“I can just tell he doesn’t get it,” Alex said.
“Get what?” I asked.
“You,” he said. “He has no idea how lucky he is.”
It was both a sweet and a hurtful thing for him to say. Alex’s take on our relationship made me feel embarrassed, even if I wasn’t sure he was right.
“I’m lucky too,” I said. “He’s really special, Alex.”
He sighed. “Maybe I just need to get to know him better.” I knew from his voice he didn’t think that would fix the problem at all.
In my daydreams, I’d imagined the two of them becoming best friends, so close that it made sense for our summer trip to expand to include Julian, but after seeing how they interacted, I knew better than to even float the idea.
So Alex and I headed to San Francisco on our own. My credit card earned me enough points to get one of the round-trip plane tickets free, and Alex and I split the cost of the other.
We started with four days in wine country, staying at a new Sonoma bed-and-breakfast that comped two nights in exchange for the advertising they’d get to my twenty-five thousand followers. Alex good-naturedly agreed to take my photo doing all kinds of quaint things:
Sitting on one of the old-fashioned red bikes the B and B has for guests, wearing a giant straw sun hat, fresh flowers in the wicker basket fixed to the handlebars.
Walking on the nature trails through the scrubby meadows and their scraggly trees.
Sipping a cup of coffee on the patio, and a chilled old-fashioned in the sitting room.
We lucked out with the wine tastings too. The first winery we visited comped your tastings if you bought a bottle, and I researched the cheapest one online before we went. Alex took my picture posing in between rows of vines with a glimmering glass of rosé, one leg kicked out to the side to show off my ridiculous purple-and-yellow-striped vintage jumpsuit.
I was tipsy by then, and when he knelt, right in the dried-out dirt in his light gray pants, to take the photo, I almost fell over laughing at the bizarre angle he’d chosen for the picture. “Too many wine,” I said, gasping for breath.
“Too. Many. Wine?” he repeated, delighted and disbelieving, and as I fell into a crouch in the middle of the aisle, laughing my head off, he took a few more pictures from way down low, pictures that would make me look like a sassily dressed skin triangle.
He was being a horrible photographer on purpose, not out of protest but to crack me up.
It was the flip side of the Sad Puppy coin, another performance for me and me alone.
By the time we hit the second winery, we were already sleepy from the alcohol and sunshine, and I let my head droop against his shoulder. We were inside, on a technicality: the whole back of the building was a windowed garage door that pulled up so you could move freely from the patio, with its bougainvillea-encroached lattice, to the light, airy bar with its twenty-foot ceilings, big-ass fans spinning lazily overhead, their rhythm like a lullaby.

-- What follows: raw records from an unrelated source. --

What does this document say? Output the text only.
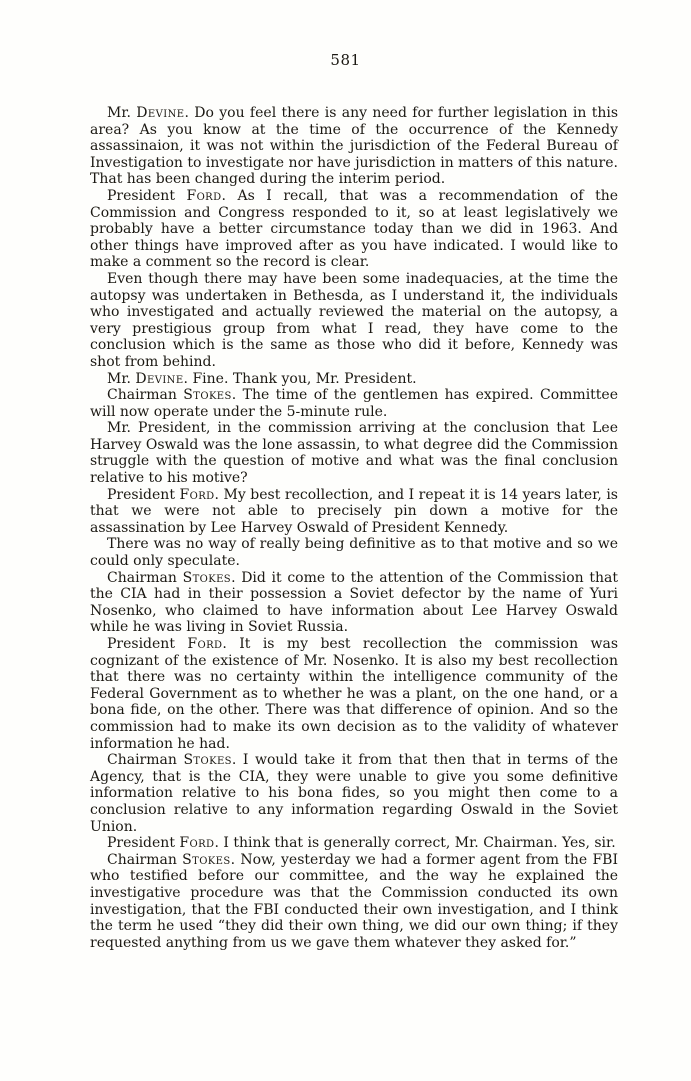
581

Mr. Devine. Do you feel there is any need for further legislation in this area? As you know at the time of the occurrence of the Kennedy assassinaion, it was not within the jurisdiction of the Federal Bureau of Investigation to investigate nor have jurisdiction in matters of this nature. That has been changed during the interim period.

President Ford. As I recall, that was a recommendation of the Commission and Congress responded to it, so at least legislatively we probably have a better circumstance today than we did in 1963. And other things have improved after as you have indicated. I would like to make a comment so the record is clear.

Even though there may have been some inadequacies, at the time the autopsy was undertaken in Bethesda, as I understand it, the individuals who investigated and actually reviewed the material on the autopsy, a very prestigious group from what I read, they have come to the conclusion which is the same as those who did it before, Kennedy was shot from behind.

Mr. Devine. Fine. Thank you, Mr. President.

Chairman Stokes. The time of the gentlemen has expired. Committee will now operate under the 5-minute rule.

Mr. President, in the commission arriving at the conclusion that Lee Harvey Oswald was the lone assassin, to what degree did the Commission struggle with the question of motive and what was the final conclusion relative to his motive?

President Ford. My best recollection, and I repeat it is 14 years later, is that we were not able to precisely pin down a motive for the assassination by Lee Harvey Oswald of President Kennedy.

There was no way of really being definitive as to that motive and so we could only speculate.

Chairman Stokes. Did it come to the attention of the Commission that the CIA had in their possession a Soviet defector by the name of Yuri Nosenko, who claimed to have information about Lee Harvey Oswald while he was living in Soviet Russia.

President Ford. It is my best recollection the commission was cognizant of the existence of Mr. Nosenko. It is also my best recollection that there was no certainty within the intelligence community of the Federal Government as to whether he was a plant, on the one hand, or a bona fide, on the other. There was that difference of opinion. And so the commission had to make its own decision as to the validity of whatever information he had.

Chairman Stokes. I would take it from that then that in terms of the Agency, that is the CIA, they were unable to give you some definitive information relative to his bona fides, so you might then come to a conclusion relative to any information regarding Oswald in the Soviet Union.

President Ford. I think that is generally correct, Mr. Chairman. Yes, sir.

Chairman Stokes. Now, yesterday we had a former agent from the FBI who testified before our committee, and the way he explained the investigative procedure was that the Commission conducted its own investigation, that the FBI conducted their own investigation, and I think the term he used “they did their own thing, we did our own thing; if they requested anything from us we gave them whatever they asked for.”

“How long have you two been together?” the sweet, middle-aged woman running the tasting asked as she returned with our next pour, a light and crisp Chardonnay.
“Oh,” Alex said.
Midyawn, I squeezed his biceps and said, “Newlyweds.”
The bartender was tickled. “In that case,” she said with a wink, “this one’s on me.”
Her name was Mathilde, and she was originally from France but moved to the United States after meeting her wife online. They lived in Sonoma but had honeymooned just outside San Francisco. “It’s called the Blue Heron Inn,” she told me. “It’s the most idyllic place I’ve ever seen. Romantic and cozy, with this roaring fire and lovely patio—just a few minutes from Muir Beach. You twomustsee it. It isperfectfor newlyweds. Tell them Mathilde sent you.”
Before we left, we tipped Mathilde for the cost of the free tasting and then some.
For the next couple days, I deployed the newlyweds card regularly. Sometimes we got a discount or a free glass; sometimes we got nothing but a smile, but even those felt genuine and meaningful.
“I feel kind of bad,” Alex told me as we were walking it off in one vineyard.
“If you want to go get married,” I said, “we can.”
“Somehow, I don’t think Julian would take that too well.”
“He won’t care,” I said. “Julian doesn’t want to get married.”
Alex stopped and looked down at me, and then, entirely because of the wine, I started crying. He cupped my face and angled it up to his. “Hey,” he said. “It’s all right, Poppy. You don’t really want to marry Julian, do you? You’re way too good for that guy. He doesn’t deserve you.”